Thankfully after the blow-up toys were deflated and the sun went down, the small army of children at our rec-center/campground dispersed and we enjoyed a quiet night. Morning came too early, though, and I had a hard time dragging myself out of bed. Considering how well our last “on the road early day” went, we finally got up, had a quick breakfast of leftover tortellini and granola, and set off into Karst.
The Slovenian border crossing, as would be expected on all EU borders, was uneventful. At least there was a sign this time! Our GPS again routed us on the freeway, but luckily we caught it just as we rolled on to the on ramp. Gratefully, the freeway was dead silent, probably due to the early hour, and we were able to backtrack our way on to safer roads. We are seriously going to have to start manually routing more often, as it seems to be a bit more reliable.
We rode through the rolling hills of scrubby yet insanely green woods, staying on very quiet roads in spite of their highway status. The scenery was quite beautiful. The woods were dispersed by small fields of a wild looking grain or hay, with a few pastures where milk cows were grazing.

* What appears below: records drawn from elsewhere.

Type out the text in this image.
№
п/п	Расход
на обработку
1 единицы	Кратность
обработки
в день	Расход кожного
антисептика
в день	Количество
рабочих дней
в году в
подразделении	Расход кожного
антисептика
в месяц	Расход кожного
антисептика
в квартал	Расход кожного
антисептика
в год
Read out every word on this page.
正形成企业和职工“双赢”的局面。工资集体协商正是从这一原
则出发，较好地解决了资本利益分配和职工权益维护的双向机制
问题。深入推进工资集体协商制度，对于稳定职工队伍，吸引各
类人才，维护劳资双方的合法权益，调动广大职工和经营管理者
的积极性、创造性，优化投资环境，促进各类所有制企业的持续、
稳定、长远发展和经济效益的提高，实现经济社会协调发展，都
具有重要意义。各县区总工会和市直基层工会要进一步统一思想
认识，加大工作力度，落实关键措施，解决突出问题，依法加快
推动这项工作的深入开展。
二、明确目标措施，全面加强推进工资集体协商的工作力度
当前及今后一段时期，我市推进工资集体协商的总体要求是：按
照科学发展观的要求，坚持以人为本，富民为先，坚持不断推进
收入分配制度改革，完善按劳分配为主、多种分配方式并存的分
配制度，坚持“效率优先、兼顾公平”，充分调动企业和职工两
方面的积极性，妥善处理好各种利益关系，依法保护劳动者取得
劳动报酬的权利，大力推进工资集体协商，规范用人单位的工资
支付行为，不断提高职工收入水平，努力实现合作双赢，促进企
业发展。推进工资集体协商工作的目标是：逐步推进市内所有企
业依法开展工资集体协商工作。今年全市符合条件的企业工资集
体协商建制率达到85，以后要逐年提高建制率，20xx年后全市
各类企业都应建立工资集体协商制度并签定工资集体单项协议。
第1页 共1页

The churches here have changed in style yet again. It is interesting how such small distances can yield such different style of architecture and culutre. I was also surprised at how loud the forests here are, though. Between the birds, the crickets, and a myriad of other insects, you can hardly hear yourself think! I will gladly take those sounds over the drone of cars that we were plagued with on the coast though.
After a grocery stop in Postojna, we pedaled the final two kilometers to our campsite. When our GPS notified us that we were ‘arriving on the right”, we saw only a sign for the campground, leading uphill into the woods. While it was unfortunate to have to climb some undefined distance into the woods to our campground when we were already feeling a little tired from being back in the hills, the ride was absolutely beautiful. The road was not too steep and very well paved, and the quiet green woods surrounding us were dense and, as seems to be the case everywhere in Slovenia, very green.
We finally made it to our campground 3 km up the green canyon. The campground sits atop a lush gorge carved out of limestone, with stairs leading down the steep walls to the river and mouth of a cave where the river runs. This is the first time that we have actually felt like we were truly camping in the traditional sense. We are in a canyon, at least 5 or 10 km out from the nearest town, and our site is nestled on a gravel pitch surrounded by a mixture of oak and pine. The river which runs down the gorge can be heard in the background, and the facilities are surprisingly nice.
Slovenia has been a very pleasant surprise for us. Having only 3 months ago barely been able to point to it on a map, we are quickly falling in love with it. The people have been surprisingly friendly – we get waves and smiles on the streets – which is a dramatic change from many of the places we have visited thus far.